XI has been successfully purified using His-tag in other bacteria, and the method has been widely used for general protein expression. This involves the addition of a poly-histidine tag on the N-terminal of the XI protein. Following cell lysis, the lysate is then passed over a Nickel-column, which binds the his-tag and extracts the XI protein from the remaining lysate. The protein can then be washed from the column, and isolated. Following purification, the isomerisation reaction environment could then be optimised (i.e. pH, Mg2+ co-factors, buffers, pH, temperature) to modify the equilibrium constant, and a large, pure yield of xylulose could theoretically be isolated. However, this is a lengthy process. It involves using PCR to add the His-tag to the gene, and then cloning the resulting plasmid before the purification process could be done. It was decided that this would not be feasible given the remaining time, but would have been possible and promising otherwise.

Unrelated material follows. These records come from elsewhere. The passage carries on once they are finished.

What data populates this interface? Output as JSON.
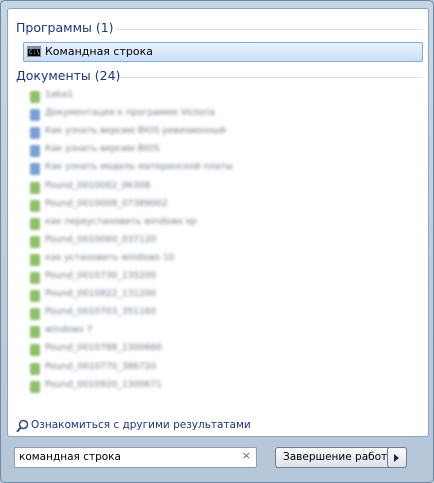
{
  "programs": {
    "header": "Программы (1)",
    "items": [
      {
        "label": "Командная строка",
        "icon": "cmd-icon"
      }
    ]
  },
  "documents": {
    "header": "Документы (24)",
    "items": [
      {
        "label": "1aba1",
        "icon_color": "#8fbf6a"
      },
      {
        "label": "Документация к программе Victoria",
        "icon_color": "#7a9fd6"
      },
      {
        "label": "Как узнать версию BIOS ревизионный",
        "icon_color": "#7a9fd6"
      },
      {
        "label": "Как узнать версию BIOS",
        "icon_color": "#7a9fd6"
      },
      {
        "label": "Как узнать модель материнской платы",
        "icon_color": "#7a9fd6"
      },
      {
        "label": "Pound_0010002_06308",
        "icon_color": "#8fbf6a"
      },
      {
        "label": "Pound_0010008_07389002",
        "icon_color": "#8fbf6a"
      },
      {
        "label": "как переустановить windows xp",
        "icon_color": "#8fbf6a"
      },
      {
        "label": "Pound_0010060_037120",
        "icon_color": "#8fbf6a"
      },
      {
        "label": "как установить windows 10",
        "icon_color": "#8fbf6a"
      },
      {
        "label": "Pound_0010730_135200",
        "icon_color": "#8fbf6a"
      },
      {
        "label": "Pound_0010822_131200",
        "icon_color": "#8fbf6a"
      },
      {
        "label": "Pound_0010703_351160",
        "icon_color": "#8fbf6a"
      },
      {
        "label": "windows 7",
        "icon_color": "#8fbf6a"
      },
      {
        "label": "Pound_0010788_1300660",
        "icon_color": "#8fbf6a"
      },
      {
        "label": "Pound_0010770_386720",
        "icon_color": "#8fbf6a"
      },
      {
        "label": "Pound_0010920_1300671",
        "icon_color": "#8fbf6a"
      }
    ]
  },
  "more_results": "Ознакомиться с другими результатами",
  "search": {
    "value": "командная строка",
    "clear": "×"
  },
  "shutdown": {
    "label": "Завершение работы"
  }
}
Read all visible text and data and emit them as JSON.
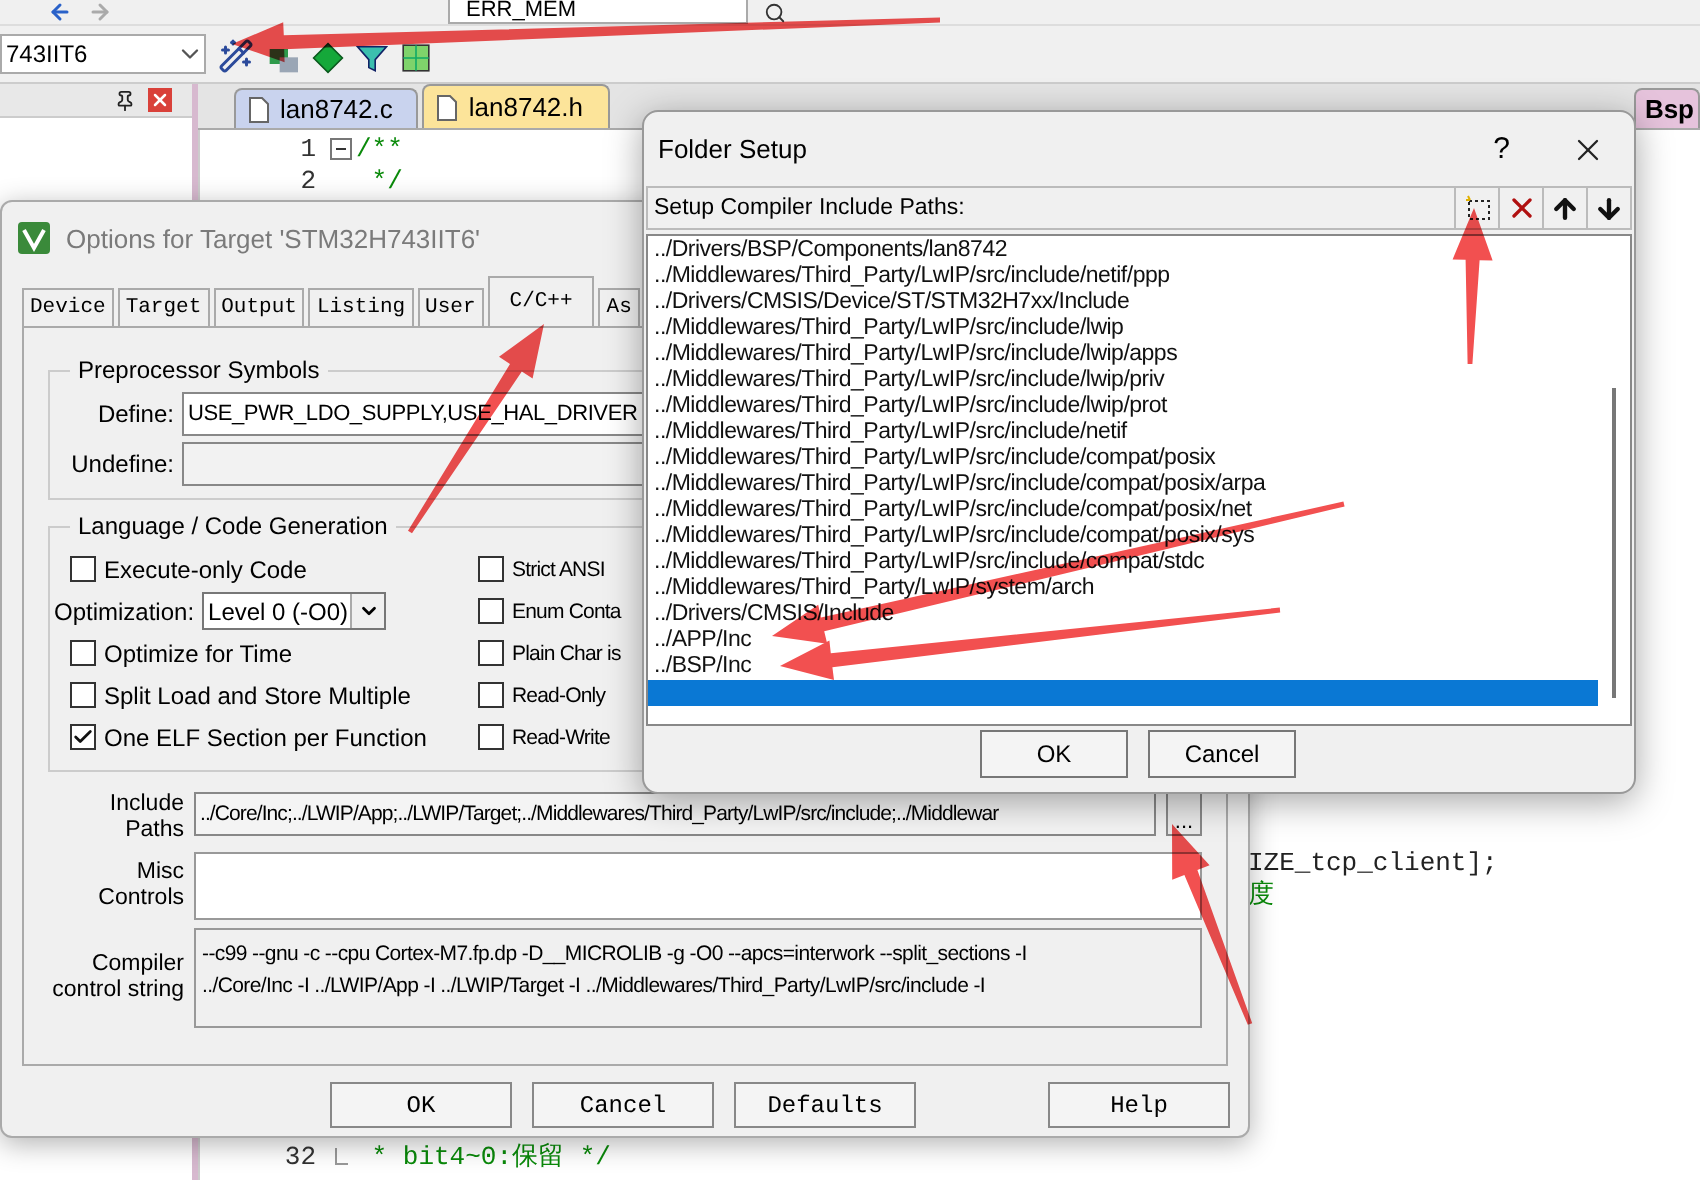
{
  "ide": {
    "find_combo": "ERR_MEM",
    "target_combo": "743IIT6",
    "editor_tabs": [
      {
        "label": "lan8742.c",
        "selected": false,
        "color": "#c9d3ee"
      },
      {
        "label": "lan8742.h",
        "selected": true,
        "color": "#fce49a"
      },
      {
        "label": "Bsp",
        "selected": false,
        "color": "#e6c3dc"
      }
    ],
    "editor_lines_top": [
      {
        "number": "1",
        "text": "/**",
        "fold_box": true,
        "kind": "comment"
      },
      {
        "number": "2",
        "text": " */",
        "kind": "comment"
      }
    ],
    "editor_fragments": [
      {
        "text": "IZE_tcp_client];",
        "kind": "code"
      },
      {
        "text": "度",
        "kind": "comment"
      }
    ],
    "editor_lines_bottom": [
      {
        "number": "32",
        "text": " * bit4~0:保留 */",
        "fold_end": true,
        "kind": "comment"
      }
    ]
  },
  "options_dialog": {
    "title": "Options for Target 'STM32H743IIT6'",
    "tabs": [
      {
        "label": "Device",
        "selected": false
      },
      {
        "label": "Target",
        "selected": false
      },
      {
        "label": "Output",
        "selected": false
      },
      {
        "label": "Listing",
        "selected": false
      },
      {
        "label": "User",
        "selected": false
      },
      {
        "label": "C/C++",
        "selected": true
      },
      {
        "label": "As",
        "selected": false
      }
    ],
    "preprocessor": {
      "title": "Preprocessor Symbols",
      "define_label": "Define:",
      "define_value": "USE_PWR_LDO_SUPPLY,USE_HAL_DRIVER",
      "undefine_label": "Undefine:"
    },
    "codegen": {
      "title": "Language / Code Generation",
      "left": [
        {
          "kind": "checkbox",
          "label": "Execute-only Code",
          "checked": false
        },
        {
          "kind": "select",
          "label": "Optimization:",
          "value": "Level 0 (-O0)"
        },
        {
          "kind": "checkbox",
          "label": "Optimize for Time",
          "checked": false
        },
        {
          "kind": "checkbox",
          "label": "Split Load and Store Multiple",
          "checked": false
        },
        {
          "kind": "checkbox",
          "label": "One ELF Section per Function",
          "checked": true
        }
      ],
      "right": [
        {
          "label": "Strict ANSI",
          "checked": false
        },
        {
          "label": "Enum Conta",
          "checked": false
        },
        {
          "label": "Plain Char is",
          "checked": false
        },
        {
          "label": "Read-Only",
          "checked": false
        },
        {
          "label": "Read-Write",
          "checked": false
        }
      ]
    },
    "include_paths": {
      "label": "Include Paths",
      "value": "../Core/Inc;../LWIP/App;../LWIP/Target;../Middlewares/Third_Party/LwIP/src/include;../Middlewar",
      "button": "..."
    },
    "misc_controls": {
      "label": "Misc Controls"
    },
    "compiler_string": {
      "label": "Compiler control string",
      "lines": [
        "--c99 --gnu -c --cpu Cortex-M7.fp.dp -D__MICROLIB -g -O0 --apcs=interwork --split_sections -I",
        "../Core/Inc -I ../LWIP/App -I ../LWIP/Target -I ../Middlewares/Third_Party/LwIP/src/include -I"
      ]
    },
    "buttons": [
      "OK",
      "Cancel",
      "Defaults",
      "Help"
    ]
  },
  "folder_dialog": {
    "title": "Folder Setup",
    "help": "?",
    "header": "Setup Compiler Include Paths:",
    "paths": [
      {
        "text": "../Drivers/BSP/Components/lan8742",
        "selected": false
      },
      {
        "text": "../Middlewares/Third_Party/LwIP/src/include/netif/ppp",
        "selected": false
      },
      {
        "text": "../Drivers/CMSIS/Device/ST/STM32H7xx/Include",
        "selected": false
      },
      {
        "text": "../Middlewares/Third_Party/LwIP/src/include/lwip",
        "selected": false
      },
      {
        "text": "../Middlewares/Third_Party/LwIP/src/include/lwip/apps",
        "selected": false
      },
      {
        "text": "../Middlewares/Third_Party/LwIP/src/include/lwip/priv",
        "selected": false
      },
      {
        "text": "../Middlewares/Third_Party/LwIP/src/include/lwip/prot",
        "selected": false
      },
      {
        "text": "../Middlewares/Third_Party/LwIP/src/include/netif",
        "selected": false
      },
      {
        "text": "../Middlewares/Third_Party/LwIP/src/include/compat/posix",
        "selected": false
      },
      {
        "text": "../Middlewares/Third_Party/LwIP/src/include/compat/posix/arpa",
        "selected": false
      },
      {
        "text": "../Middlewares/Third_Party/LwIP/src/include/compat/posix/net",
        "selected": false
      },
      {
        "text": "../Middlewares/Third_Party/LwIP/src/include/compat/posix/sys",
        "selected": false
      },
      {
        "text": "../Middlewares/Third_Party/LwIP/src/include/compat/stdc",
        "selected": false
      },
      {
        "text": "../Middlewares/Third_Party/LwIP/system/arch",
        "selected": false
      },
      {
        "text": "../Drivers/CMSIS/Include",
        "selected": false
      },
      {
        "text": "../APP/Inc",
        "selected": false
      },
      {
        "text": "../BSP/Inc",
        "selected": false
      },
      {
        "selected": true
      }
    ],
    "buttons": [
      "OK",
      "Cancel"
    ]
  }
}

Xylulose, as a rare sugar and as a potential indicator of the presence of C. jejuni, is a valuable sugar that is an expensive product. Therefore, designing a genetic circuit that exploits E. coli’s natural xylulose biosynthesis reaction and that uses the cheap and ubiquitous xylose sugar to do so, makes the sugar more accessible both for further development of our Campylobacter biosensor, or for other future research involving the xylose metabolism, or the industrial advantages of commercial xylose isomerase. We therefore made the xylA (XI) expression plasmid (part K2442371) and a simple biobrick containing the lysozyme LysS (part K2442372) and submitted them for use in future iGEM projects.